Burak Cilasun

Burak Cilasun


Beşik ulemalığına bir son verilmeli!

24 Ocak 2021 - 15:53 - Güncelleme: 24 Ocak 2021 - 16:19


Bıktık...

"Kimi" akademisyen çocuklarının, üniversite kadrolarına tepeden inme yerleştirilmesinden gına geldi.

Osmanlı İmparatorluğu'nun duraklama dönemlerinde kendini hissettiren ve sonrasında şiddetlenerek artan bir uygulama var. Yaygın olarak bilinen ismiyle beşik ulemalığı... Âlimin oğlu âlimdir düşüncesiyle ortaya çıkan bu anlayışa göre babadan oğula geçen bir sistemdir beşik ulemalığı. Müderrislerin yani günümüz söylemiyle akademisyenlerin oğullarının da babalarından sonra bu işi devam ettirmesi üstüne kurgulu olan sistemde, çocuğa da babası gibi maaş verilirdi. 

Kağıt üstünde bakıldığında sistemin amacı ve çocuğa maaş verilmesinin sebebi, ağaç yaşken eğilir mantığıyla o yaştan itibaren müderrisin yetiştirilmesi ve eğer çocuk müderris olmazsa maaşın kesilmesi üstüne kurguluydu. Tabii ülkedeki yozlaşmadan bu sistem de nasibini almıştı ve müderris çocukları havadan otomatik olarak müderris olur hale gelmişti.

Gelelim günümüz Türkiye'sine...

Neredeyse her gün ülkemizin bir üniversitesinden şu tarzda haberler geliyor:

"Falanca üniversitenin, filan fakültesinde tek kişilik kadro açıldı. 100 kişi başvurdu. Başvuranların arasında puan sıralamasında 95. olan bir profesör çocuğu, sözlüden tam puan alıp araştırma görevlisi oldu.

"X üniversitedeki y fakültesinde bir kadro açıldı. Başvuru için gerekli eğitim yalnızca bir akademisyenin çocuğunda var."
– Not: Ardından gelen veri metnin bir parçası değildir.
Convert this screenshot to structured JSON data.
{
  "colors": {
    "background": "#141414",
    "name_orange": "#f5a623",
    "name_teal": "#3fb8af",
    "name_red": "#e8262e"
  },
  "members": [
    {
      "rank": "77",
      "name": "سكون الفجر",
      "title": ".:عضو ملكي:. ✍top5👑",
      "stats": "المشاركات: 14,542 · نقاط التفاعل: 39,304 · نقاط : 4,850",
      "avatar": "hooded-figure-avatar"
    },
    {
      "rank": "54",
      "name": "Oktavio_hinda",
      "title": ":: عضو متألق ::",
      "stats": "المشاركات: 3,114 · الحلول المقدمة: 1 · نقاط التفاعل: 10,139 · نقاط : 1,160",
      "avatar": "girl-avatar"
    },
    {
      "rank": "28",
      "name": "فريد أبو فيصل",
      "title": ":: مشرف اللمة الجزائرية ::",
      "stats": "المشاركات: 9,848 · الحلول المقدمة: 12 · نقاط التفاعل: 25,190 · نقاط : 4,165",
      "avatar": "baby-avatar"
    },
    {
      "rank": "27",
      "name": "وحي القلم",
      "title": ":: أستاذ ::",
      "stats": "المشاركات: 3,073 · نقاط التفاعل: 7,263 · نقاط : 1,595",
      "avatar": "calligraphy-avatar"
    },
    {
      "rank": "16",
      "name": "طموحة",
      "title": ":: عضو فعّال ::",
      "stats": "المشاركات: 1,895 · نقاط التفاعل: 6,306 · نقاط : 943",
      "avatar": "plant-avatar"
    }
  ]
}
Örnekler saymakla bitmez. Ha şunu da söylemek lazım. Akademisyenlerin, boynuz kulağı geçer misali kendilerinden daha başarılı olmuş evlatları yok mu? Elbette var. Aileleri tarafından eğitimleri için büyük özen gösterilen, içinde de bu heves olup ülkeye hizmet etmiş ve eden nice başarılı hocamız var. Onlar zaten bu yazıma alınmayacaktır. Zira zaman zaman çürük elmalarla aynı kefeye koyulduklarını işitmek eminim ki en çok onları rahatsız ediyordur.
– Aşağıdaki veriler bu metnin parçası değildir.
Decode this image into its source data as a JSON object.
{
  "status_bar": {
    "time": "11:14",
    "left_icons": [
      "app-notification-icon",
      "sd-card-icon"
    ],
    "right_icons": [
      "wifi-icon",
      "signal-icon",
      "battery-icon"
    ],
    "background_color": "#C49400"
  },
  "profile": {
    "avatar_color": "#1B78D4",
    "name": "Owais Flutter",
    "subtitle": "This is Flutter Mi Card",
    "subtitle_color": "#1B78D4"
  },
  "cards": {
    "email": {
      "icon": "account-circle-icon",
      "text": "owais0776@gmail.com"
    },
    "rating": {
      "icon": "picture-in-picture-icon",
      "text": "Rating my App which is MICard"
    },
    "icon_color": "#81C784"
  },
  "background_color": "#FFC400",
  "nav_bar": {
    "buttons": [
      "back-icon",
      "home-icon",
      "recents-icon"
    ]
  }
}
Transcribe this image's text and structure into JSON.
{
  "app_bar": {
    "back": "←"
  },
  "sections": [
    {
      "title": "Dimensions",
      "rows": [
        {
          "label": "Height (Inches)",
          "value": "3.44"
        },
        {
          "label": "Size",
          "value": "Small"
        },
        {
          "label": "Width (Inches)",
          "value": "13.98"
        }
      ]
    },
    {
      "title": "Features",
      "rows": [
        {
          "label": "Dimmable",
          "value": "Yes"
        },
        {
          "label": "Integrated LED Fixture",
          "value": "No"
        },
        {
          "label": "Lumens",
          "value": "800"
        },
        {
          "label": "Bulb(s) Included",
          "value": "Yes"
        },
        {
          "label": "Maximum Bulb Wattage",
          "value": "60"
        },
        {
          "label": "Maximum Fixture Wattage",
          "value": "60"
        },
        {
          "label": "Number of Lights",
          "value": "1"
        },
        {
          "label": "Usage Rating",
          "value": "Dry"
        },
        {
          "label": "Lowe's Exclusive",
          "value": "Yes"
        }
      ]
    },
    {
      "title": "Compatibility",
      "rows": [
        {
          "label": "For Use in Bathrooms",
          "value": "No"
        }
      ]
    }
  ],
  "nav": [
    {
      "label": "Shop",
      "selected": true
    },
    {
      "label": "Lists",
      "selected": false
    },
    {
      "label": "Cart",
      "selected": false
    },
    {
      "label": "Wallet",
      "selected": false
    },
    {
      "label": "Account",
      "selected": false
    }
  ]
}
Peki açık ve net sormak lazım;

Üniversitelerde dahi liyakat yerine hısım-akraba, hemşeri, ideoloji, mezhep, cemaat vb. unsurlar bu denli zehirli bir sarmaşık misali kök salmışken, bu ülkenin ileri gitme mücadelesi nasıl başarılı olacak?

Akademide yükselmek için dil bilmeyi dahi batıcılık sanan ve dil şartını Cumhurbaşkanı Recep Tayyip Erdoğan'a bozuk bir Türkçe ile şikayet etmeye çalışanların olduğu, bunu da "Anadolulu akademisyenlik" ve 28 Şubat edebiyatıyla sunmaya çalışarak cehaleti kutsayanların sesinin çok çıktığı ülkemiz nasıl gelişecek?

Belli başlı birkaç üniversitede bilim üretmek için canını dişine takanlar varken, diğer üniversiteleri babadan oğula, anadan kıza arpalığa dönüştürenlerin yurdumuza verdiği zarar nasıl kapatılacak?

Tek vasfı lise öğretmeni gibi derse girip çıkmak olan, doğru düzgün yayını olmayan ama lafa gelince mangalda kül bırakmayıp, allame-i cihan olanların topluma caka sattığı bir düzene karşı, üniversitelerde liyakatın hızla yeniden tesis edilmesi, topluma örnek hale gelmesi şarttır. Aksi takdirde erdemin ve pozitif bilimin merkezi olması gereken bu kurumlar, hızla birer yutan elemana dönüşecek.

Gençlerin geleceğini yutan...

Toplumun yarınlarını yutan...

İlimi, fazileti ve tüm güzellikleri yutan bir eleman.